Passauer Amoklauf-Anrufer gesucht Warum ein Jura-Professor eine Belohnung aussetzt

Prof. Dr. Holm Putzke setzte eine Belohnung auf den Täter einer Amoklauf-Ankündigung von 2020 aus. Foto: Ricardo Prestien/NIEDERBAYERN TV

Der 8. September 2020 wird den Prüflingen in der Passauer Dreiländerhalle in Erinnerung bleiben. Um 5.35 Uhr hatte sich ein Anrufer bei der Polizei gemeldet, weil sein Freund angeblich einen Anschlag am Prüfungsort plane. Nun hat der Passauer Jura-Professor Holm Putzke eine Belohnung ausgesetzt, um den Täter zu finden. Seine Intention ist jedoch eine andere, als man denken könnte.

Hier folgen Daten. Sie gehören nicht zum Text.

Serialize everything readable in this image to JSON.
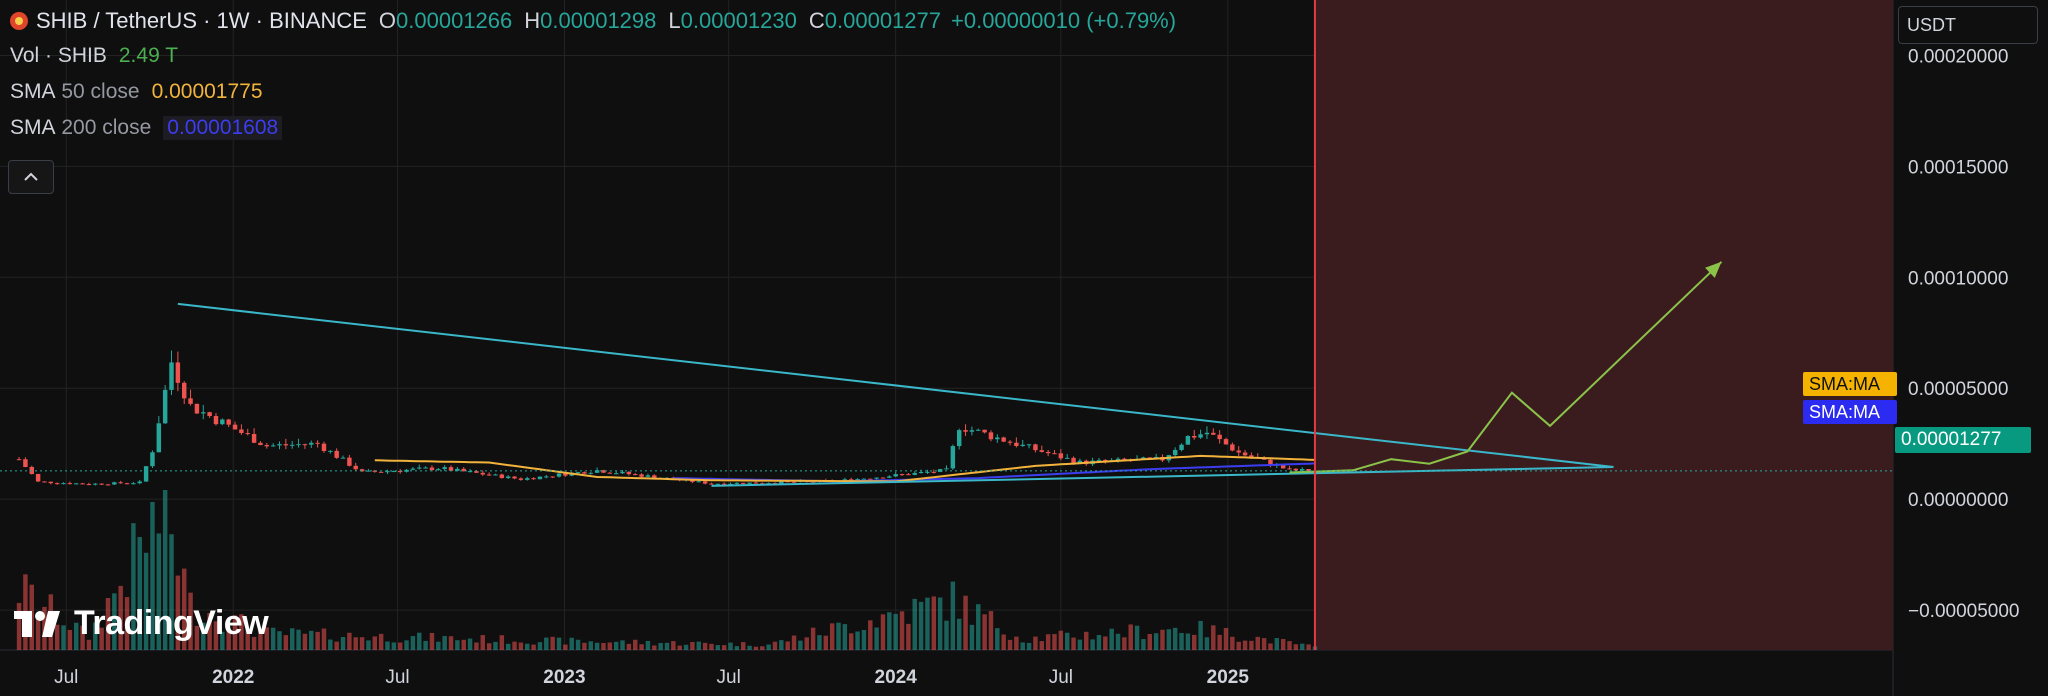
{
  "header": {
    "symbol": "SHIB / TetherUS · 1W · BINANCE",
    "open_label": "O",
    "open": "0.00001266",
    "high_label": "H",
    "high": "0.00001298",
    "low_label": "L",
    "low": "0.00001230",
    "close_label": "C",
    "close": "0.00001277",
    "change": "+0.00000010 (+0.79%)"
  },
  "indicators": {
    "vol_label": "Vol · SHIB",
    "vol_value": "2.49 T",
    "sma50_label": "SMA",
    "sma50_param": "50 close",
    "sma50_value": "0.00001775",
    "sma200_label": "SMA",
    "sma200_param": "200 close",
    "sma200_value": "0.00001608"
  },
  "currency": "USDT",
  "price_tags": {
    "sma50": "SMA:MA",
    "sma200": "SMA:MA",
    "last": "0.00001277"
  },
  "brand": "TradingView",
  "colors": {
    "up": "#26a69a",
    "down": "#ef5350",
    "sma50": "#f2b33d",
    "sma200": "#3c3cf0",
    "trendline": "#3ab7c9",
    "projection": "#8bc34a",
    "vertical_marker": "#e53945"
  },
  "chart_data": {
    "type": "candlestick",
    "interval": "1W",
    "y_ticks": [
      "0.00020000",
      "0.00015000",
      "0.00010000",
      "0.00005000",
      "0.00000000",
      "−0.00005000"
    ],
    "y_tick_values": [
      0.0002,
      0.00015,
      0.0001,
      5e-05,
      0,
      -5e-05
    ],
    "ylim": [
      -6.8e-05,
      0.000225
    ],
    "x_ticks": [
      {
        "label": "Jul",
        "date": "2021-07-01",
        "bold": false
      },
      {
        "label": "2022",
        "date": "2022-01-01",
        "bold": true
      },
      {
        "label": "Jul",
        "date": "2022-07-01",
        "bold": false
      },
      {
        "label": "2023",
        "date": "2023-01-01",
        "bold": true
      },
      {
        "label": "Jul",
        "date": "2023-07-01",
        "bold": false
      },
      {
        "label": "2024",
        "date": "2024-01-01",
        "bold": true
      },
      {
        "label": "Jul",
        "date": "2024-07-01",
        "bold": false
      },
      {
        "label": "2025",
        "date": "2025-01-01",
        "bold": true
      }
    ],
    "xlim": [
      "2021-04-19",
      "2027-01-04"
    ],
    "last_price": 1.277e-05,
    "cursor_date": "2025-04-07",
    "price_anchors": [
      [
        "2021-05-10",
        1.8e-05
      ],
      [
        "2021-05-31",
        7.8e-06
      ],
      [
        "2021-07-26",
        6.8e-06
      ],
      [
        "2021-09-20",
        7.5e-06
      ],
      [
        "2021-10-04",
        2.2e-05
      ],
      [
        "2021-10-25",
        6.2e-05
      ],
      [
        "2021-11-15",
        4.2e-05
      ],
      [
        "2021-12-27",
        3.3e-05
      ],
      [
        "2022-02-07",
        2.4e-05
      ],
      [
        "2022-04-04",
        2.5e-05
      ],
      [
        "2022-05-23",
        1.2e-05
      ],
      [
        "2022-08-15",
        1.4e-05
      ],
      [
        "2022-11-14",
        9e-06
      ],
      [
        "2023-02-06",
        1.3e-05
      ],
      [
        "2023-06-12",
        7e-06
      ],
      [
        "2023-10-23",
        8e-06
      ],
      [
        "2024-02-26",
        1.3e-05
      ],
      [
        "2024-03-11",
        3.3e-05
      ],
      [
        "2024-05-20",
        2.4e-05
      ],
      [
        "2024-07-22",
        1.65e-05
      ],
      [
        "2024-10-21",
        1.8e-05
      ],
      [
        "2024-11-18",
        2.8e-05
      ],
      [
        "2024-12-09",
        3e-05
      ],
      [
        "2025-01-13",
        2.1e-05
      ],
      [
        "2025-03-10",
        1.3e-05
      ],
      [
        "2025-04-07",
        1.28e-05
      ]
    ],
    "volume_anchors": [
      [
        "2021-05-10",
        0.55
      ],
      [
        "2021-07-26",
        0.12
      ],
      [
        "2021-10-18",
        1.3
      ],
      [
        "2021-11-15",
        0.4
      ],
      [
        "2022-02-07",
        0.15
      ],
      [
        "2022-06-13",
        0.12
      ],
      [
        "2023-01-02",
        0.08
      ],
      [
        "2023-08-14",
        0.05
      ],
      [
        "2024-03-04",
        0.45
      ],
      [
        "2024-05-20",
        0.1
      ],
      [
        "2024-11-18",
        0.2
      ],
      [
        "2025-04-07",
        0.03
      ]
    ],
    "sma50_anchors": [
      [
        "2022-06-06",
        1.75e-05
      ],
      [
        "2022-10-10",
        1.65e-05
      ],
      [
        "2023-02-06",
        1e-05
      ],
      [
        "2023-06-12",
        8.5e-06
      ],
      [
        "2024-01-01",
        8e-06
      ],
      [
        "2024-06-03",
        1.5e-05
      ],
      [
        "2024-12-02",
        1.95e-05
      ],
      [
        "2025-04-07",
        1.77e-05
      ]
    ],
    "sma200_anchors": [
      [
        "2023-05-01",
        9.5e-06
      ],
      [
        "2023-10-30",
        8e-06
      ],
      [
        "2024-04-01",
        9.5e-06
      ],
      [
        "2024-10-07",
        1.35e-05
      ],
      [
        "2025-04-07",
        1.61e-05
      ]
    ],
    "trendlines": [
      {
        "from": [
          "2021-11-01",
          8.8e-05
        ],
        "to": [
          "2026-03-02",
          1.45e-05
        ]
      },
      {
        "from": [
          "2023-06-12",
          6e-06
        ],
        "to": [
          "2026-03-02",
          1.45e-05
        ]
      }
    ],
    "projection": [
      [
        "2025-03-10",
        1.2e-05
      ],
      [
        "2025-05-19",
        1.3e-05
      ],
      [
        "2025-06-30",
        1.8e-05
      ],
      [
        "2025-08-11",
        1.6e-05
      ],
      [
        "2025-09-22",
        2.15e-05
      ],
      [
        "2025-11-10",
        4.8e-05
      ],
      [
        "2025-12-22",
        3.3e-05
      ],
      [
        "2026-06-29",
        0.000107
      ]
    ]
  }
}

Die Situation für die Studenten war denkbar schlecht. „Diesen Anruf hat die Polizei natürlich sehr ernst genommen und ist mit einem Großaufgebot angerückt, um die Jurastudenten vor einer möglichen Gefährdung zu schützen. Dass diese Situation den ohnehin vorhandenen Stress noch verstärkt und die Studenten zusätzlich verunsichert hat, versteht sich von selbst“, so Holm Putzke im Interview. „Was der Anrufer da gemacht hat, war nicht nur ein Spaß, sondern eine bodenlose Sauerei und auch strafbar.“

Ein erster Verdächtiger

„Nachdem die Ermittlungen in einer Sackgasse steckten, hat die Staatsanwaltschaft sich entschlossen, einen Teil des Anrufs zu veröffentlichen, verbunden mit der Hoffnung, dass jemand die Stimme erkennt. Und tatsächlich haben sich zwei Personen gemeldet, die meinten, den Täter erkannt zu haben“, so Professor Putzke weiter.

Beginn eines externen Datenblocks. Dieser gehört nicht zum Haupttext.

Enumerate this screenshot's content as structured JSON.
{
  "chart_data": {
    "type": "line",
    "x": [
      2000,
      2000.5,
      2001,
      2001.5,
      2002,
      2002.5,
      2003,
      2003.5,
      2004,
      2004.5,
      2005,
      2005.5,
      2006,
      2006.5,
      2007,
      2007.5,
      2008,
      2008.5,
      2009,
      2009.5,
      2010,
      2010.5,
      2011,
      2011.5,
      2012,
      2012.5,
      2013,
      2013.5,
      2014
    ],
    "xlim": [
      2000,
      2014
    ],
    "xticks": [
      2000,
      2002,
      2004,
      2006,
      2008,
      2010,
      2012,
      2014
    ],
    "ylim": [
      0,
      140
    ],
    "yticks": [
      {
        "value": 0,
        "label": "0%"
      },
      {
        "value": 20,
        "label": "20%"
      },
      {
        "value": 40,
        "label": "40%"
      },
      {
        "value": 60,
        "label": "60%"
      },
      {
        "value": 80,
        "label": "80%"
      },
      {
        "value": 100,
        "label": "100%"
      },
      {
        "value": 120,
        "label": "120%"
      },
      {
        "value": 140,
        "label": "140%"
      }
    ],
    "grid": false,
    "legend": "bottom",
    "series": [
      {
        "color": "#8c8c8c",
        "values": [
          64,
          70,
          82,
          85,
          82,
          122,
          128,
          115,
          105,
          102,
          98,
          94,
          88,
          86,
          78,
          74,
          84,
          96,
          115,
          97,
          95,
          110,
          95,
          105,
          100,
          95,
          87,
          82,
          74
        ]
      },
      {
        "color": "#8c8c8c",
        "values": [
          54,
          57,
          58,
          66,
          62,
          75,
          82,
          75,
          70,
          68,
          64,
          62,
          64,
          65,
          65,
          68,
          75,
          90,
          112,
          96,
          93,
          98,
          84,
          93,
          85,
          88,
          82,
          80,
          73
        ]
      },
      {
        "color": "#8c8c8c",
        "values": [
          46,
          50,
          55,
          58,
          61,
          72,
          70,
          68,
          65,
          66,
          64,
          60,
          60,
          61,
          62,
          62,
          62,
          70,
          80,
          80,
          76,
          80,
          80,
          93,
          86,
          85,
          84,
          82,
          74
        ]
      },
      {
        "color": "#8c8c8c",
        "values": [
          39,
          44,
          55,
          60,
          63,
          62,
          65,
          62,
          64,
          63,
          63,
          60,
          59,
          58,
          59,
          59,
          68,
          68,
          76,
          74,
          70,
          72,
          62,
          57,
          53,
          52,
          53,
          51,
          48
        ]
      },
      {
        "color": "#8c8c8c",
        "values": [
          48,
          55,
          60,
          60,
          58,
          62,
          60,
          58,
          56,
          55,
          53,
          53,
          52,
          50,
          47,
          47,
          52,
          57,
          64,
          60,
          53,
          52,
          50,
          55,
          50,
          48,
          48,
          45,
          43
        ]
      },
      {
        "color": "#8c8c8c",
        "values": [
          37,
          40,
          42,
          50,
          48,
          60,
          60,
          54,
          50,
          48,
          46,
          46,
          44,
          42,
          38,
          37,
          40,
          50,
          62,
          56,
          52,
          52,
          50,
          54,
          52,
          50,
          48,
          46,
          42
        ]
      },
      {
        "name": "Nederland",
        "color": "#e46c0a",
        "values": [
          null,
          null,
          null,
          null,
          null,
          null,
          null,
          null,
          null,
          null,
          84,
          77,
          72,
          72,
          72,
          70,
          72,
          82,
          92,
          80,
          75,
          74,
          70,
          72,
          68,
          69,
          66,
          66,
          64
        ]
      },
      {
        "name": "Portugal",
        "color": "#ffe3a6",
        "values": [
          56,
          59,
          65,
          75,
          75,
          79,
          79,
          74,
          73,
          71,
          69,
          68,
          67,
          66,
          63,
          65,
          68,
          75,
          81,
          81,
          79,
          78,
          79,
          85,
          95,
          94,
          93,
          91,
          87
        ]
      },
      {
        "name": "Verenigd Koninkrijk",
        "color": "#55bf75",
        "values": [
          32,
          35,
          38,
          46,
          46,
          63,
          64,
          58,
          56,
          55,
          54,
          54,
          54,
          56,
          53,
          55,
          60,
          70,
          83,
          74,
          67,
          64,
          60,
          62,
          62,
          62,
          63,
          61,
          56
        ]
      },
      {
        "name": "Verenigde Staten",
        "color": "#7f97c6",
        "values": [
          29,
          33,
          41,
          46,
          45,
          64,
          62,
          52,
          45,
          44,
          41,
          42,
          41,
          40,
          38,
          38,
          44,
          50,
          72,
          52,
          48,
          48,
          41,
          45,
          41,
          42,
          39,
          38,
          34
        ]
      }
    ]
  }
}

In den Fokus der Ermittlungen geriet ein Student, der eine auffallende stimmliche Ähnlichkeit aufwies. Er bestritt jedoch vehement die Beteiligung, meldete sich sogar selbst bei der Polizei. Trotzdem betrachteten ihn die Ermittlungsbehörden als tatverdächtig.

Doch auch die Sachverständige des LKA kam damals zu keinem eindeutigen Ergebnis. „Trotz der vollkommen unzureichenden Beweislage klagte die Staatsanwaltschaft Passau diesen vermeintlichen Täter an, der selber an dem Tag des Anrufs in der Dreiländerhalle war, um die Klausur mitzuschreiben“, wundert sich Putzke noch heute.

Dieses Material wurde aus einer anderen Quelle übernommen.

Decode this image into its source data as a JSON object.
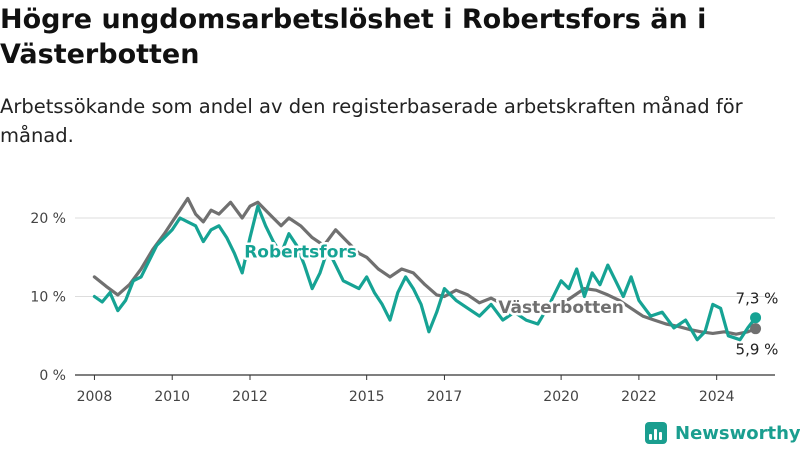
{
  "header": {
    "title": "Högre ungdomsarbetslöshet i Robertsfors än i Västerbotten",
    "subtitle": "Arbetssökande som andel av den registerbaserade arbetskraften månad för månad."
  },
  "brand": {
    "name": "Newsworthy",
    "color": "#1a9e8f"
  },
  "chart_data": {
    "type": "line",
    "title": "Högre ungdomsarbetslöshet i Robertsfors än i Västerbotten",
    "subtitle": "Arbetssökande som andel av den registerbaserade arbetskraften månad för månad.",
    "xlabel": "",
    "ylabel": "",
    "xlim": [
      2007.5,
      2025.5
    ],
    "ylim": [
      0,
      20
    ],
    "x_ticks": [
      2008,
      2010,
      2012,
      2015,
      2017,
      2020,
      2022,
      2024
    ],
    "y_ticks": [
      0,
      10,
      20
    ],
    "y_tick_labels": [
      "0 %",
      "10 %",
      "20 %"
    ],
    "grid": true,
    "series": [
      {
        "name": "Västerbotten",
        "color": "#707070",
        "end_label": "5,9 %",
        "points": [
          [
            2008.0,
            12.5
          ],
          [
            2008.3,
            11.3
          ],
          [
            2008.6,
            10.2
          ],
          [
            2008.9,
            11.5
          ],
          [
            2009.2,
            13.5
          ],
          [
            2009.5,
            16.0
          ],
          [
            2009.8,
            18.0
          ],
          [
            2010.0,
            19.5
          ],
          [
            2010.2,
            21.0
          ],
          [
            2010.4,
            22.5
          ],
          [
            2010.6,
            20.5
          ],
          [
            2010.8,
            19.5
          ],
          [
            2011.0,
            21.0
          ],
          [
            2011.2,
            20.5
          ],
          [
            2011.5,
            22.0
          ],
          [
            2011.8,
            20.0
          ],
          [
            2012.0,
            21.5
          ],
          [
            2012.2,
            22.0
          ],
          [
            2012.4,
            21.0
          ],
          [
            2012.6,
            20.0
          ],
          [
            2012.8,
            19.0
          ],
          [
            2013.0,
            20.0
          ],
          [
            2013.3,
            19.0
          ],
          [
            2013.6,
            17.5
          ],
          [
            2013.9,
            16.5
          ],
          [
            2014.2,
            18.5
          ],
          [
            2014.5,
            17.0
          ],
          [
            2014.8,
            15.5
          ],
          [
            2015.0,
            15.0
          ],
          [
            2015.3,
            13.5
          ],
          [
            2015.6,
            12.5
          ],
          [
            2015.9,
            13.5
          ],
          [
            2016.2,
            13.0
          ],
          [
            2016.5,
            11.5
          ],
          [
            2016.8,
            10.2
          ],
          [
            2017.0,
            10.0
          ],
          [
            2017.3,
            10.8
          ],
          [
            2017.6,
            10.2
          ],
          [
            2017.9,
            9.2
          ],
          [
            2018.2,
            9.8
          ],
          [
            2018.5,
            9.0
          ],
          [
            2018.8,
            8.8
          ],
          [
            2019.1,
            8.5
          ],
          [
            2019.4,
            8.8
          ],
          [
            2019.7,
            8.5
          ],
          [
            2020.0,
            9.0
          ],
          [
            2020.3,
            10.0
          ],
          [
            2020.6,
            11.0
          ],
          [
            2020.9,
            10.8
          ],
          [
            2021.2,
            10.2
          ],
          [
            2021.5,
            9.5
          ],
          [
            2021.8,
            8.5
          ],
          [
            2022.1,
            7.5
          ],
          [
            2022.4,
            7.0
          ],
          [
            2022.7,
            6.5
          ],
          [
            2023.0,
            6.2
          ],
          [
            2023.3,
            5.8
          ],
          [
            2023.6,
            5.5
          ],
          [
            2023.9,
            5.3
          ],
          [
            2024.2,
            5.5
          ],
          [
            2024.5,
            5.2
          ],
          [
            2024.8,
            5.5
          ],
          [
            2025.0,
            5.9
          ]
        ]
      },
      {
        "name": "Robertsfors",
        "color": "#16a394",
        "end_label": "7,3 %",
        "points": [
          [
            2008.0,
            10.0
          ],
          [
            2008.2,
            9.3
          ],
          [
            2008.4,
            10.5
          ],
          [
            2008.6,
            8.2
          ],
          [
            2008.8,
            9.5
          ],
          [
            2009.0,
            12.0
          ],
          [
            2009.2,
            12.5
          ],
          [
            2009.4,
            14.5
          ],
          [
            2009.6,
            16.5
          ],
          [
            2009.8,
            17.5
          ],
          [
            2010.0,
            18.5
          ],
          [
            2010.2,
            20.0
          ],
          [
            2010.4,
            19.5
          ],
          [
            2010.6,
            19.0
          ],
          [
            2010.8,
            17.0
          ],
          [
            2011.0,
            18.5
          ],
          [
            2011.2,
            19.0
          ],
          [
            2011.4,
            17.5
          ],
          [
            2011.6,
            15.5
          ],
          [
            2011.8,
            13.0
          ],
          [
            2012.0,
            17.5
          ],
          [
            2012.2,
            21.5
          ],
          [
            2012.4,
            19.0
          ],
          [
            2012.6,
            17.0
          ],
          [
            2012.8,
            15.5
          ],
          [
            2013.0,
            18.0
          ],
          [
            2013.2,
            16.5
          ],
          [
            2013.4,
            14.0
          ],
          [
            2013.6,
            11.0
          ],
          [
            2013.8,
            13.0
          ],
          [
            2014.0,
            16.0
          ],
          [
            2014.2,
            14.0
          ],
          [
            2014.4,
            12.0
          ],
          [
            2014.6,
            11.5
          ],
          [
            2014.8,
            11.0
          ],
          [
            2015.0,
            12.5
          ],
          [
            2015.2,
            10.5
          ],
          [
            2015.4,
            9.0
          ],
          [
            2015.6,
            7.0
          ],
          [
            2015.8,
            10.5
          ],
          [
            2016.0,
            12.5
          ],
          [
            2016.2,
            11.0
          ],
          [
            2016.4,
            9.0
          ],
          [
            2016.6,
            5.5
          ],
          [
            2016.8,
            8.0
          ],
          [
            2017.0,
            11.0
          ],
          [
            2017.3,
            9.5
          ],
          [
            2017.6,
            8.5
          ],
          [
            2017.9,
            7.5
          ],
          [
            2018.2,
            9.0
          ],
          [
            2018.5,
            7.0
          ],
          [
            2018.8,
            8.0
          ],
          [
            2019.1,
            7.0
          ],
          [
            2019.4,
            6.5
          ],
          [
            2019.7,
            9.0
          ],
          [
            2020.0,
            12.0
          ],
          [
            2020.2,
            11.0
          ],
          [
            2020.4,
            13.5
          ],
          [
            2020.6,
            10.0
          ],
          [
            2020.8,
            13.0
          ],
          [
            2021.0,
            11.5
          ],
          [
            2021.2,
            14.0
          ],
          [
            2021.4,
            12.0
          ],
          [
            2021.6,
            10.0
          ],
          [
            2021.8,
            12.5
          ],
          [
            2022.0,
            9.5
          ],
          [
            2022.3,
            7.5
          ],
          [
            2022.6,
            8.0
          ],
          [
            2022.9,
            6.0
          ],
          [
            2023.2,
            7.0
          ],
          [
            2023.5,
            4.5
          ],
          [
            2023.7,
            5.5
          ],
          [
            2023.9,
            9.0
          ],
          [
            2024.1,
            8.5
          ],
          [
            2024.3,
            5.0
          ],
          [
            2024.6,
            4.5
          ],
          [
            2024.8,
            6.0
          ],
          [
            2025.0,
            7.3
          ]
        ]
      }
    ],
    "annotations": [
      {
        "text": "Robertsfors",
        "series": "Robertsfors",
        "x": 2013.3,
        "y": 15.0
      },
      {
        "text": "Västerbotten",
        "series": "Västerbotten",
        "x": 2020.0,
        "y": 7.9
      }
    ]
  }
}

Von seiner Unschuld überzeugt, übernimmt der Professor selbst die Verteidigung des Studenten. Nach rund zwei Jahren Ermittlungen wird der angebliche Täter freigesprochen, sogar die Staatsanwaltschaft habe dies beantragt, wie Putzke berichtet.

Tätersuche 2.0

Darauf will es der Jura-Professor aber nicht beruhen lassen. Er setzt eine Belohnung von 3.000 Euro auf den Täter aus.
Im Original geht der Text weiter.